Injecting the secrets into pods is quite easy and straightforward. But what if we wanted to inject it on the fly to other resources like Kubernetes secrets or custom resources? And this is when vault-argocd-plugin comes to aid us.
vault-argocd-plugin is an ArgoCD plugin provided by IBM for helping us doing so. To set this up, first install the executable binary via the initContainer, I used the Helm chart which includes the YAML code for that:

repoServer:
metrics:
enabled: true
serviceMonitor:
enabled: true
image:
tag: v2.0.0
volumes:
- name: custom-tools
emptyDir: {}
initContainers:
- name: download-tools
image: alpine:3.8
command: [sh, -c]
args:
- >-
wget -O argocd-vault-plugin
https://github.com/IBM/argocd-vault-plugin/releases/download/v1.1.1/argocd-vault-plugin_1.1.1_linux_amd64 &&
chmod +x argocd-vault-plugin &&
mv argocd-vault-plugin /custom-tools/
volumeMounts:
- mountPath: /custom-tools
name: custom-tools
volumeMounts:
- name: custom-tools
mountPath: /usr/local/bin/argocd-vault-plugin
subPath: argocd-vault-plugin

Next, we configure plugin so ArgoCD would be able to know how to use it:

server:
config:
configManagementPlugins: |-
- name: argocd-vault-plugin
generate:
command: ["argocd-vault-plugin"]
args: ["generate", "./"]
- name: argocd-vault-plugin-helm
init:
command: [sh, -c]
args: ["helm dependency build"]
generate:
command: ["sh", "-c"]
args: ["helm template $ARGOCD_APP_NAME . | argocd-vault-plugin generate -"]
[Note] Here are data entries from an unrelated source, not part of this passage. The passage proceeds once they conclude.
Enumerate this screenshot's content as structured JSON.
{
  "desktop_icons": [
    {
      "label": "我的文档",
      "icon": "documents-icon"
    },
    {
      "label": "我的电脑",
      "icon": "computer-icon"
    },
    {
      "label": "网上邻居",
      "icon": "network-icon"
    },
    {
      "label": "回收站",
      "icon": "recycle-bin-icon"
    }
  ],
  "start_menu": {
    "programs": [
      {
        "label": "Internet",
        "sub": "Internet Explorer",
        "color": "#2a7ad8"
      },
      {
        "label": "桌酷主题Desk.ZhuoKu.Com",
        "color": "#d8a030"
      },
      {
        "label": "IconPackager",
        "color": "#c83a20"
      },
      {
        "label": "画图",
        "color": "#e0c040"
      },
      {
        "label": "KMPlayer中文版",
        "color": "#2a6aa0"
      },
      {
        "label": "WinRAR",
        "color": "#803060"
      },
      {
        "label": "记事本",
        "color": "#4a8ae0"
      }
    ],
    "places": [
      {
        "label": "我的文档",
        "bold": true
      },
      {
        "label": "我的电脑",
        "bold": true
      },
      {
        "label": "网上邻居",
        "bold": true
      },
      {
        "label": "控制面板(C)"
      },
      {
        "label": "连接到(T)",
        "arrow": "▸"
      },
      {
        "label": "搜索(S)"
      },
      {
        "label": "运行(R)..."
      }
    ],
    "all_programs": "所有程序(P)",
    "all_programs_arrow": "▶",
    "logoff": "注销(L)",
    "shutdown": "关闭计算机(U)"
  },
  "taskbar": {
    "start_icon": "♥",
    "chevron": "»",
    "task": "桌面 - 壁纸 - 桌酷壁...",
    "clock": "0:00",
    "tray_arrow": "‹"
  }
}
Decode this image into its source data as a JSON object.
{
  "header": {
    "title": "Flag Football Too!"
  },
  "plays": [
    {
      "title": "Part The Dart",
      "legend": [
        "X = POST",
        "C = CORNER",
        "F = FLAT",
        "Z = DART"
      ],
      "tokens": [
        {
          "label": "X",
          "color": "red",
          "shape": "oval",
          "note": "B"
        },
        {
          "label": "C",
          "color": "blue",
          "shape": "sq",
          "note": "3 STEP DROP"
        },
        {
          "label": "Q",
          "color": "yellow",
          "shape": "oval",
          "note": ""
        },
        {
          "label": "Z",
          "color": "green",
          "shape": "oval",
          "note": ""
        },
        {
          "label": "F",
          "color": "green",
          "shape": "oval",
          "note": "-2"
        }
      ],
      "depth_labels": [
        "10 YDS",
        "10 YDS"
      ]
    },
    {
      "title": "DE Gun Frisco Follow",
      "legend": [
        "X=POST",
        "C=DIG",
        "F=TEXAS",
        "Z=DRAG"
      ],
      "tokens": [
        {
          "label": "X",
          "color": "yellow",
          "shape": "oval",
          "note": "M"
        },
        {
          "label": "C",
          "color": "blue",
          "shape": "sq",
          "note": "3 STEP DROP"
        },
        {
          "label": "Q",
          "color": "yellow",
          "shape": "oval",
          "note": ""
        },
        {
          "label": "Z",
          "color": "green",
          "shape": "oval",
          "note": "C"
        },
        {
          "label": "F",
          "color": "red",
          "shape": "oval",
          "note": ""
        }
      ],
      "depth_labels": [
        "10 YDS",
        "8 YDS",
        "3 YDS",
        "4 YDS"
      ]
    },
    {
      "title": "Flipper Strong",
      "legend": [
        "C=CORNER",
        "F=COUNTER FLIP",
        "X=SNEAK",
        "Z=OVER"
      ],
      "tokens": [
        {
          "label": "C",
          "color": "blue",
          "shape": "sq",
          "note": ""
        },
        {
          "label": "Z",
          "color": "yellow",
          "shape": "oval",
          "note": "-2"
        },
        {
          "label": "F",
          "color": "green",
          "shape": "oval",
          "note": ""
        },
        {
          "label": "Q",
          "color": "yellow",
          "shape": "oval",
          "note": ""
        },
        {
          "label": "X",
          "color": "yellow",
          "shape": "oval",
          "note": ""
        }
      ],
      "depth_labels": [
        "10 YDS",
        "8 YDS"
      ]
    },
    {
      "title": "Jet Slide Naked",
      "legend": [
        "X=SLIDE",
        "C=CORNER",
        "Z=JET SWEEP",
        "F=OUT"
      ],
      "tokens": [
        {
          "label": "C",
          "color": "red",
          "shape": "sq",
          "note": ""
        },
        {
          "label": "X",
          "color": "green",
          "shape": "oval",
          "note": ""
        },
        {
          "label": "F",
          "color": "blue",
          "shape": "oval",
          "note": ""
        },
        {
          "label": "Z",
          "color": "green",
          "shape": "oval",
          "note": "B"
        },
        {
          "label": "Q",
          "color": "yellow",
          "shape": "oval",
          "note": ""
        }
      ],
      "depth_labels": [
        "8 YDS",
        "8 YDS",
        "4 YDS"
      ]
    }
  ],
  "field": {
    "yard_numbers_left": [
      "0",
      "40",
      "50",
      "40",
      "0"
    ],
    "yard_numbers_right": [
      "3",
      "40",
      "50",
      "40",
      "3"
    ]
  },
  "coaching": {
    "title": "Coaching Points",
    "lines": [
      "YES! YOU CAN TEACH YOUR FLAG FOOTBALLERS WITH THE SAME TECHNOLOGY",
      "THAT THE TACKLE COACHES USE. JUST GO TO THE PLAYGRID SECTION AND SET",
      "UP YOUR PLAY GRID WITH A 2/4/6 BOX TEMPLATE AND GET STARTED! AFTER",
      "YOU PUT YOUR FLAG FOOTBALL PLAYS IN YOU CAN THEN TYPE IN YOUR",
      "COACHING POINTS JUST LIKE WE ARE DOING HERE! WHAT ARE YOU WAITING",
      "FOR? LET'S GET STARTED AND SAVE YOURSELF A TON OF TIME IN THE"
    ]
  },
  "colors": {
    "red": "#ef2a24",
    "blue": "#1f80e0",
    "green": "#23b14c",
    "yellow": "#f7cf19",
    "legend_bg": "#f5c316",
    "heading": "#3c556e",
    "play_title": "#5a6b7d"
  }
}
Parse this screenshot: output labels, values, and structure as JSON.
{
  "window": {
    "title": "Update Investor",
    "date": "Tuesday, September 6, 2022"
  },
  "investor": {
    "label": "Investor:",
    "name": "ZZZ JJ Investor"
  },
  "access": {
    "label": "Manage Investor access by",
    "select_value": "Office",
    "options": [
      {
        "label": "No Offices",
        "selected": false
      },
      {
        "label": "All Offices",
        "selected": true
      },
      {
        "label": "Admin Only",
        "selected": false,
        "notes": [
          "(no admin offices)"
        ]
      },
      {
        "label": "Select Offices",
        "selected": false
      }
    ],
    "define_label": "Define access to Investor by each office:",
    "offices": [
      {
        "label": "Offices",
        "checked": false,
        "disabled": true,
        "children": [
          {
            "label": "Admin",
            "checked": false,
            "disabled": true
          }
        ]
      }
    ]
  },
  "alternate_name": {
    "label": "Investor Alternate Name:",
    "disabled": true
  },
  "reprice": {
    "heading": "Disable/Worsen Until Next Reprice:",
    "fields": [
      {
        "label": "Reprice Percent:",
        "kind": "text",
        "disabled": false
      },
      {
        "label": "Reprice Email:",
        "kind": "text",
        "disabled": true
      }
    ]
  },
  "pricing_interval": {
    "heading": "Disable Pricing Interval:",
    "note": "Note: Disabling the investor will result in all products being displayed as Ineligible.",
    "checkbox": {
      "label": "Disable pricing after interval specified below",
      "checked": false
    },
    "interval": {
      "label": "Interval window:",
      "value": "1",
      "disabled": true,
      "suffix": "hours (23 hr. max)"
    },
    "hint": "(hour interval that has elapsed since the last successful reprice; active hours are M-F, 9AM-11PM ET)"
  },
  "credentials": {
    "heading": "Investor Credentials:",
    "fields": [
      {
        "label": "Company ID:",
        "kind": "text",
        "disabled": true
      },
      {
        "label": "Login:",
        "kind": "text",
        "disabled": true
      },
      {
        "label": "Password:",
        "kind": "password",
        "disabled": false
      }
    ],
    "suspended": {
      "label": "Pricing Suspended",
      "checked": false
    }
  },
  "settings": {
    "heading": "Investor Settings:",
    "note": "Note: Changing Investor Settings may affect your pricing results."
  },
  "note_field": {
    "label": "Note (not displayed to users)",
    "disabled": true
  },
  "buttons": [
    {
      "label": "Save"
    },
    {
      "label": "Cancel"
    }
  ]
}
Here is the values.yaml file: argocd.yaml
Let's put a new secret

vault kv put secret/humble/demo \
username='locmai' \
ttl='30s'

Now, create a policy and a role:

kubectl exec -ti vault-0 /bin/sh
cat <<EOF > /home/vault/humble-policy.hcl
path "secret/humble/*" {
capabilities = ["read"]
}
EOF
vault policy write humble /home/vault/humble-policy.hcl
vault write auth/kubernetes/role/myhumbledemo \
bound_service_account_names=default \
bound_service_account_namespaces=argocd \
policies= humble\
ttl=1h

Now we could put it all together nice and easy with ArgoCD, let's define a Kubernetes secret manifest that we would like to inject the secret value into:

# demo/secrets.yaml
kind: Secret
apiVersion: v1
metadata:
name: humble-example-secret
namespace: argocd
annotations:
avp.kubernetes.io/path: "secret/humble/data/demo"
type: Opaque
stringData:
username: <username>

The above spec define that we would want to read the secret/humble/demo path (/data/ is the new path pattern for kv-v2 engine) and the secret with the key username will be injected in to placeholder.
Now from the ArgoCD application, we could simply define it to use the plugin as:

spec:
source:
path: 'demo'
repoURL: [email protected]:locmai/humble.git
targetRevision: main
plugin:
name: argocd-vault-plugin
env:
- name: VAULT_ADDR
value: http://vault-ui.vault.svc.cluster.local:8200
- name: AVP_TYPE
value: vault
- name: AVP_AUTH_TYPE
value: k8s
- name: AVP_K8S_ROLE
value: argocd-server

And the secret injected nice and easy!
Secret injected
Here's some other options people are doing GitOps secrets: https://argoproj.github.io/argo-cd/operator-manual/secret-management
And that's it! There is other ways as well, will post about them when I had the time to try.